A renovated Union Station, the majestic Beaux Arts structure that fell into decay in the 1950s, has reopened as a gateway to the nation's capital.

Train tickets were on sale Friday in the station for the first time in a generation, and Transportation Secretary Jim Burnley predicted that a rejuvenated Union Station would prove a financial boon to Amtrak, the national passenger rail line.Tens of thousands of people crowded around the massive building Thursday as Burnley performed the cermonial ribbon-cutting on the $181 million public-private investment.

A parade, bands, balloons and the blast of a 1909 steam engine accompanied the historic opening.

Amtrak officials hope the renovated station will attract more people to train travel.

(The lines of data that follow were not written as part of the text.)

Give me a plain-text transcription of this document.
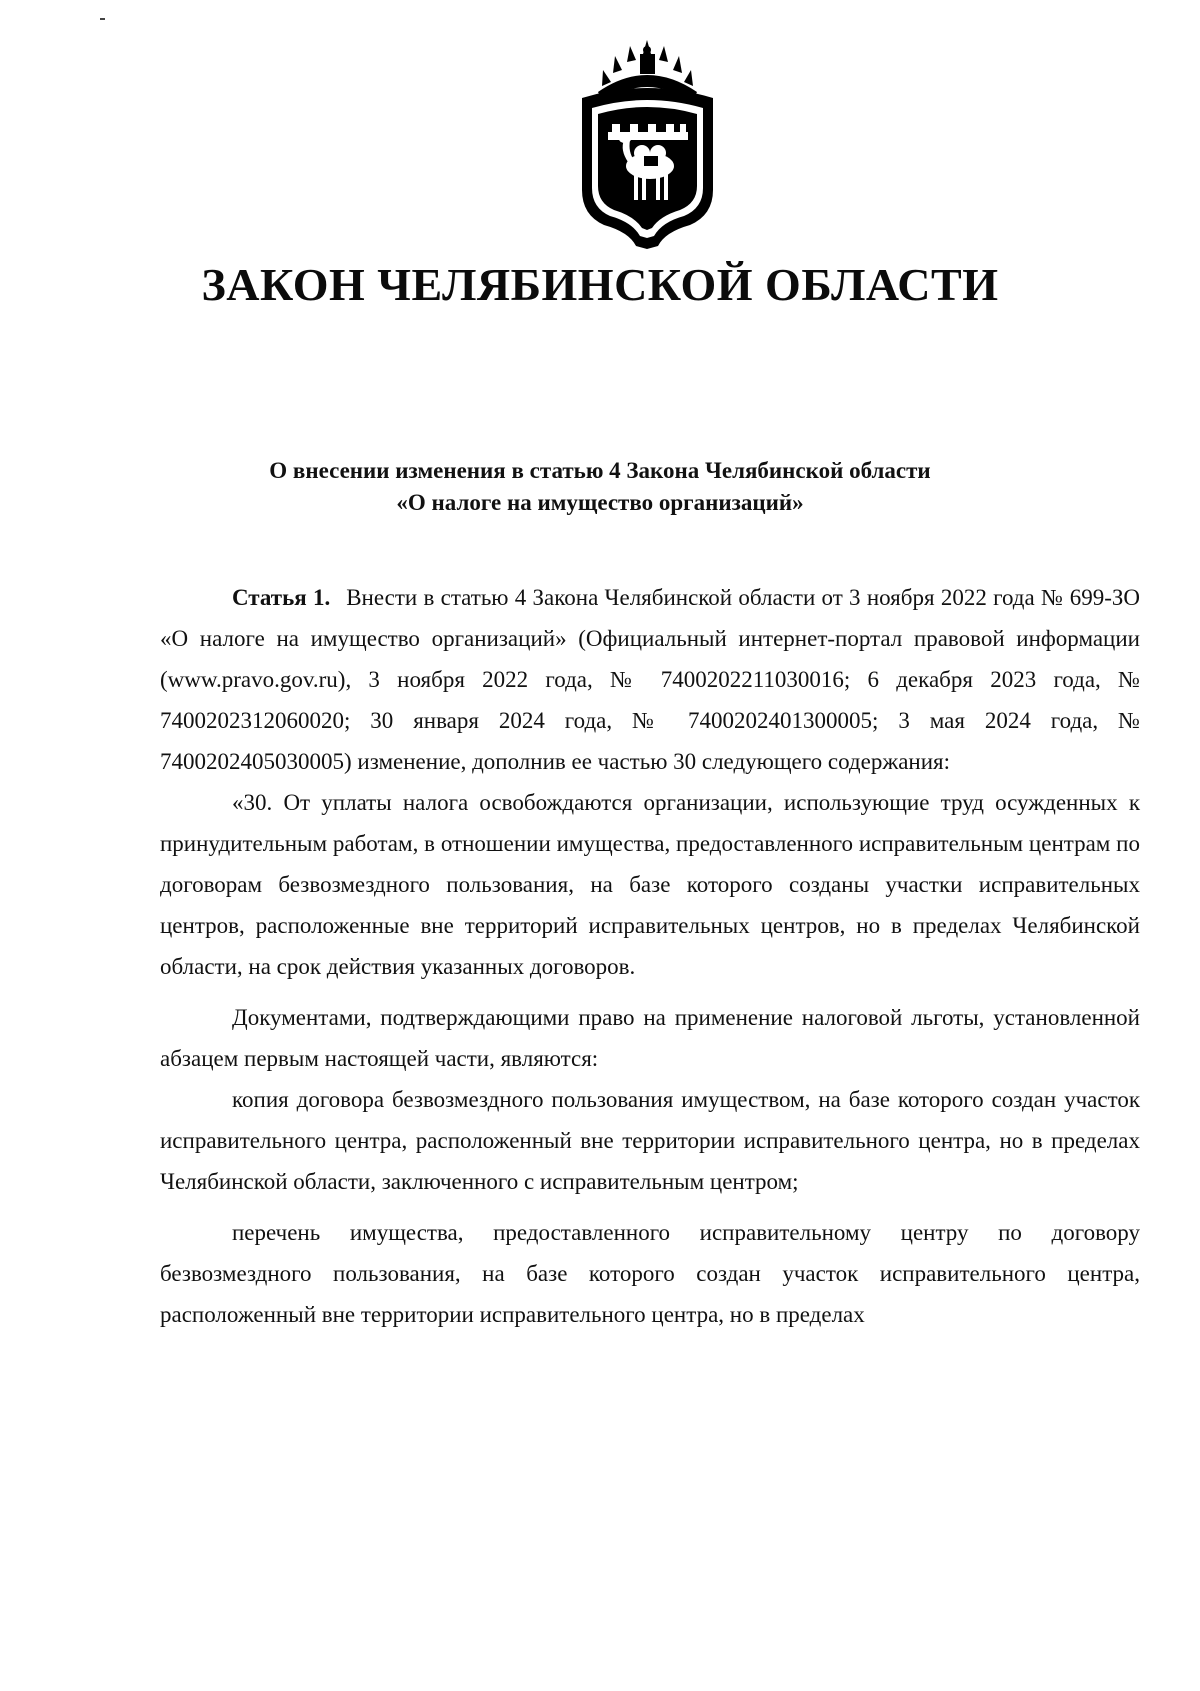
ЗАКОН ЧЕЛЯБИНСКОЙ ОБЛАСТИ
О внесении изменения в статью 4 Закона Челябинской области
«О налоге на имущество организаций»

Статья 1. Внести в статью 4 Закона Челябинской области от 3 ноября 2022 года № 699-ЗО «О налоге на имущество организаций» (Официальный интернет-портал правовой информации (www.pravo.gov.ru), 3 ноября 2022 года, № 7400202211030016; 6 декабря 2023 года, № 7400202312060020; 30 января 2024 года, № 7400202401300005; 3 мая 2024 года, № 7400202405030005) изменение, дополнив ее частью 30 следующего содержания:

«30. От уплаты налога освобождаются организации, использующие труд осужденных к принудительным работам, в отношении имущества, предоставленного исправительным центрам по договорам безвозмездного пользования, на базе которого созданы участки исправительных центров, расположенные вне территорий исправительных центров, но в пределах Челябинской области, на срок действия указанных договоров.

Документами, подтверждающими право на применение налоговой льготы, установленной абзацем первым настоящей части, являются:

копия договора безвозмездного пользования имуществом, на базе которого создан участок исправительного центра, расположенный вне территории исправительного центра, но в пределах Челябинской области, заключенного с исправительным центром;

перечень имущества, предоставленного исправительному центру по договору безвозмездного пользования, на базе которого создан участок исправительного центра, расположенный вне территории исправительного центра, но в пределах
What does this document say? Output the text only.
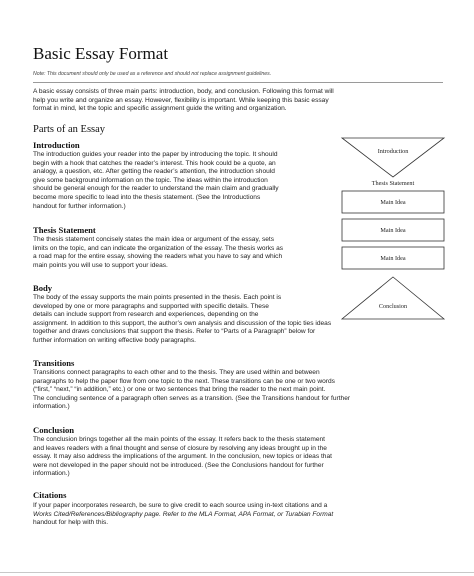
Basic Essay Format
Note: This document should only be used as a reference and should not replace assignment guidelines.
A basic essay consists of three main parts: introduction, body, and conclusion. Following this format will
help you write and organize an essay. However, flexibility is important. While keeping this basic essay
format in mind, let the topic and specific assignment guide the writing and organization.
Parts of an Essay
Introduction
The introduction guides your reader into the paper by introducing the topic. It should
begin with a hook that catches the reader’s interest. This hook could be a quote, an
analogy, a question, etc. After getting the reader’s attention, the introduction should
give some background information on the topic. The ideas within the introduction
should be general enough for the reader to understand the main claim and gradually
become more specific to lead into the thesis statement. (See the Introductions
handout for further information.)
Thesis Statement
The thesis statement concisely states the main idea or argument of the essay, sets
limits on the topic, and can indicate the organization of the essay. The thesis works as
a road map for the entire essay, showing the readers what you have to say and which
main points you will use to support your ideas.
Body
The body of the essay supports the main points presented in the thesis. Each point is
developed by one or more paragraphs and supported with specific details. These
details can include support from research and experiences, depending on the
assignment. In addition to this support, the author’s own analysis and discussion of the topic ties ideas
together and draws conclusions that support the thesis. Refer to “Parts of a Paragraph” below for
further information on writing effective body paragraphs.
Transitions
Transitions connect paragraphs to each other and to the thesis. They are used within and between
paragraphs to help the paper flow from one topic to the next. These transitions can be one or two words
(“first,” “next,” “in addition,” etc.) or one or two sentences that bring the reader to the next main point.
The concluding sentence of a paragraph often serves as a transition. (See the Transitions handout for further
information.)
Conclusion
The conclusion brings together all the main points of the essay. It refers back to the thesis statement
and leaves readers with a final thought and sense of closure by resolving any ideas brought up in the
essay. It may also address the implications of the argument. In the conclusion, new topics or ideas that
were not developed in the paper should not be introduced. (See the Conclusions handout for further
information.)
Citations
If your paper incorporates research, be sure to give credit to each source using in-text citations and a
Works Cited/References/Bibliography page. Refer to the MLA Format, APA Format, or Turabian Format
handout for help with this.
Introduction
Thesis Statement
Main Idea
Main Idea
Main Idea
Conclusion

W. Graham Claytor, Amtrak chairman and president, said the railroad's passenger traffic between Washington and New York would "grow with this station, I promise you."

Union Station fell into decay with the decline of rail travel in the 1950s and was almost demolished. Instead, the government in 1964 made it a national landmark, and four years later the Nixon administration spent $48 million trying to convert the station into a National Visitors Center. That project folded within two years.

The thousands who attended the opening were greeted by an airy, sunlit main hall with a high vaulted ceiling etched in gold, intricately painted walls and Vermont marble floors.

The station includes 210,000 square feet of retail space with restaurants, clothing stores and a nine-screen movie complex that is scheduled to open in November.